Dieter estaba disgustado con ella y siguió buscando a Rahul. Beth le preparaba té y le llevaba plátanos; cuando Nancy se recuperó un poco, le preparó arroz. A causa de la fiebre, Nancy se sacudía toda la noche, y Dieter se negó a acostarse en la misma cama que ella. Beth dormía en un rinconcito de la cama, junto a ella, y Dieter solo, al otro lado del tabique de madera enrejada. Nancy se decía que cuando estuviera sana iría a Rajasthan con Beth; abrigaba la esperanza de que ésta no estuviese asqueada por su enfermedad.
Luego, una noche, Nancy se despertó sintiéndose algo mejor. Pensó que ya no tenía fiebre porque sentía la cabeza despejada; creyó que habían quedado atrás los vómitos y la diarrea porque estaba hambrienta. Dieter y Beth no estaban en la casita; habían ido a la discoteca de Calangute, un local con un nombre estúpido, algo así como Coco Banana, donde Dieter hizo un montón de preguntas sobre Rahul. Él había dicho que era mejor ir con una chica antes que parecer un fracasado, que era lo que, aparentemente, se pensaba de cualquiera que iba solo.
Lo único comestible que había en la casita eran plátanos, y después de comerse tres, Nancy se preparó un té. Luego entró y salió varias veces, juntando agua para bañarse; la sorprendió el cansancio después de acarrear agua y, ya sin fiebre, el baño le pareció helado.
Después de bañarse, salió, se dirigió al refrigerador de palmeras y bebió jugo de caña de azúcar embotellado, con la esperanza de que no volviera a provocarle diarrea. No podía hacer otra cosa aparte de aguardar a que regresaran Dieter y Beth; procuró leer los Upanishads, pero les había encontrado más sentido cuando tenía fiebre y Beth se los leía en voz alta. Además, había encendido una lámpara de aceite para leer y de pronto aparecieron mosquitos a millones; encontró un párrafo exasperante en el «Katha Upanishad», en el que se repetía como un estribillo una frase irritante: «Esto es en verdad Eso». Pensó que se volvería loca si la leía una sola vez más. Apagó de un soplido la lámpara y retrocedió debajo del mosquitero.
Se llevó consigo a la cama la pala y la dejó a su lado, porque le daba miedo estar sola de noche en la casita. No sólo estaba la amenaza de los bandidos, las bandas de dacoits; había una salamanquesa que vivía detrás del espejo del baño y corría por las paredes y el techo mientras ella se bañaba. Esa noche no la había visto; lamentó no saber dónde estaba.

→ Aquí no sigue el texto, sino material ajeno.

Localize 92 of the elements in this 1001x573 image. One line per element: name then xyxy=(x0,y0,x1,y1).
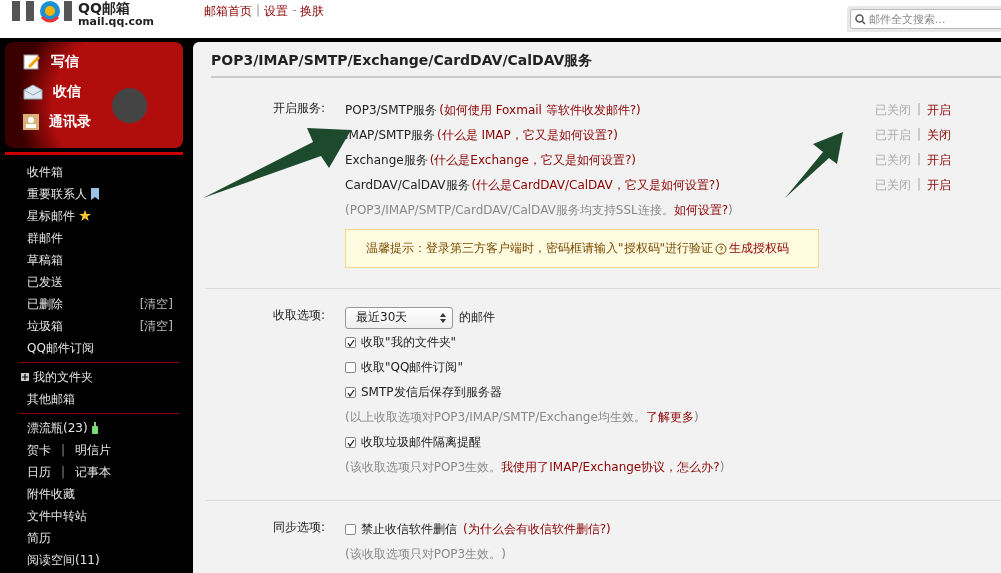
clear-link[interactable]: [清空] xyxy=(139,317,173,335)
folder-link[interactable]: 附件收藏 xyxy=(27,485,75,503)
help-link[interactable]: (什么是CardDAV/CalDAV，它又是如何设置?) xyxy=(471,177,720,194)
checkbox[interactable] xyxy=(345,524,356,535)
bookmark-icon xyxy=(91,188,99,200)
service-status: 已关闭 xyxy=(875,102,911,119)
folder-link[interactable]: 草稿箱 xyxy=(27,251,63,269)
sidebar-action[interactable]: 收信 xyxy=(23,80,165,104)
service-status: 已关闭 xyxy=(875,152,911,169)
app-link[interactable]: 日历 xyxy=(27,463,51,481)
header-link[interactable]: 邮箱首页 xyxy=(204,3,253,20)
contact-card-icon xyxy=(23,114,39,130)
select-suffix: 的邮件 xyxy=(459,309,495,326)
clear-link[interactable]: [清空] xyxy=(139,295,173,313)
folder-link[interactable]: 文件中转站 xyxy=(27,507,87,525)
option-label: 禁止收信软件删信 xyxy=(361,521,457,538)
folder-link[interactable]: 阅读空间(11) xyxy=(27,551,100,569)
app-link[interactable]: 贺卡 xyxy=(27,441,51,459)
separator: | xyxy=(917,177,922,193)
section-label: 同步选项: xyxy=(271,519,326,536)
tip-text: 温馨提示：登录第三方客户端时，密码框请输入"授权码"进行验证 xyxy=(366,241,714,255)
separator: | xyxy=(917,127,922,143)
arrow-drawing xyxy=(785,130,845,200)
page-title: POP3/IMAP/SMTP/Exchange/CardDAV/CalDAV服务 xyxy=(211,52,1001,78)
envelope-icon xyxy=(23,84,43,100)
header-link[interactable]: 设置 xyxy=(264,3,289,20)
note-text: (该收取选项只对POP3生效。) xyxy=(345,546,506,563)
toggle-link[interactable]: 开启 xyxy=(927,152,952,169)
plus-box-icon[interactable] xyxy=(21,373,29,381)
help-link[interactable]: (如何使用 Foxmail 等软件收发邮件?) xyxy=(439,102,641,119)
sidebar-action[interactable]: 通讯录 xyxy=(23,110,165,134)
service-name: POP3/SMTP服务 xyxy=(345,102,438,119)
note-text: (以上收取选项对POP3/IMAP/SMTP/Exchange均生效。了解更多) xyxy=(345,409,699,426)
service-name: CardDAV/CalDAV服务 xyxy=(345,177,470,194)
service-status: 已关闭 xyxy=(875,177,911,194)
checkbox[interactable] xyxy=(345,387,356,398)
separator: | xyxy=(61,443,66,457)
logo-title: QQ邮箱 xyxy=(78,1,131,15)
sidebar-action[interactable]: 写信 xyxy=(23,50,165,74)
folder-link[interactable]: 已删除 xyxy=(27,295,63,313)
period-select[interactable]: 最近30天 xyxy=(345,306,453,329)
separator: | xyxy=(917,152,922,168)
header-link[interactable]: 换肤 xyxy=(300,3,325,20)
folder-link[interactable]: 垃圾箱 xyxy=(27,317,63,335)
help-link[interactable]: (什么是Exchange，它又是如何设置?) xyxy=(429,152,636,169)
help-link[interactable]: 生成授权码 xyxy=(729,241,790,255)
option-label: 收取"我的文件夹" xyxy=(361,334,457,351)
help-link[interactable]: (什么是 IMAP，它又是如何设置?) xyxy=(436,127,618,144)
folder-link[interactable]: QQ邮件订阅 xyxy=(27,339,94,357)
service-name: IMAP/SMTP服务 xyxy=(345,127,435,144)
folder-link[interactable]: 已发送 xyxy=(27,273,63,291)
service-name: Exchange服务 xyxy=(345,152,428,169)
separator: - xyxy=(292,3,297,19)
note-text: (POP3/IMAP/SMTP/CardDAV/CalDAV服务均支持SSL连接。如何设置?) xyxy=(345,202,733,219)
folder-link[interactable]: 星标邮件 xyxy=(27,207,75,225)
toggle-link[interactable]: 关闭 xyxy=(927,127,952,144)
option-label: 收取垃圾邮件隔离提醒 xyxy=(361,434,481,451)
toggle-link[interactable]: 开启 xyxy=(927,177,952,194)
separator: | xyxy=(256,3,261,19)
bottle-icon xyxy=(91,422,98,434)
checkbox[interactable] xyxy=(345,362,356,373)
app-link[interactable]: 记事本 xyxy=(75,463,112,481)
folder-link[interactable]: 收件箱 xyxy=(27,163,63,181)
toggle-link[interactable]: 开启 xyxy=(927,102,952,119)
service-status: 已开启 xyxy=(875,127,911,144)
option-label: SMTP发信后保存到服务器 xyxy=(361,384,502,401)
search-icon xyxy=(855,13,866,25)
pencil-note-icon xyxy=(23,53,41,71)
option-label: 收取"QQ邮件订阅" xyxy=(361,359,463,376)
logo-domain: mail.qq.com xyxy=(78,15,155,28)
updown-icon xyxy=(440,312,446,323)
folder-link[interactable]: 简历 xyxy=(27,529,51,547)
search-field[interactable]: 邮件全文搜索... xyxy=(850,9,1001,29)
help-link[interactable]: (为什么会有收信软件删信?) xyxy=(463,521,611,538)
folder-link[interactable]: 漂流瓶(23) xyxy=(27,419,88,437)
separator: | xyxy=(917,102,922,118)
folder-link[interactable]: 其他邮箱 xyxy=(27,390,75,408)
help-icon[interactable] xyxy=(715,242,728,255)
help-link[interactable]: 了解更多 xyxy=(645,410,694,424)
checkbox[interactable] xyxy=(345,337,356,348)
section-label: 开启服务: xyxy=(271,100,326,117)
note-text: (该收取选项只对POP3生效。我使用了IMAP/Exchange协议，怎么办?) xyxy=(345,459,725,476)
help-link[interactable]: 如何设置? xyxy=(673,203,729,217)
folder-link[interactable]: 群邮件 xyxy=(27,229,63,247)
section-label: 收取选项: xyxy=(271,307,326,324)
folder-link[interactable]: 重要联系人 xyxy=(27,185,87,203)
separator: | xyxy=(61,465,66,479)
star-icon xyxy=(79,210,91,222)
checkbox[interactable] xyxy=(345,437,356,448)
app-link[interactable]: 明信片 xyxy=(75,441,112,459)
help-link[interactable]: 我使用了IMAP/Exchange协议，怎么办? xyxy=(501,460,720,474)
folder-link[interactable]: 我的文件夹 xyxy=(33,368,93,386)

Febril, había sentido curiosidad por las sombras proyectadas por las extrañas gárgolas que bordeaban la parte superior del tabique de madera enrejada; luego, una noche las gárgolas habían desaparecido y otra solamente había una. Ahora que no tenía fiebre, se dio cuenta de que las «gárgolas» estaban casi constantemente en movimiento: eran ratas. Estas preferían la posición ventajosa que les daba el tabique, desde donde bajaban la vista y la fijaban en ambas camas. Nancy las observó hasta quedarse dormida.
Empezaba a comprender que se encontraba muy lejos de Bombay, que a su vez estaba muy lejos de cualquier otro lado. Ni siquiera el joven Vijay Patel —Inspector de policía, Comisaría de Colaba— podía ayudarla allí.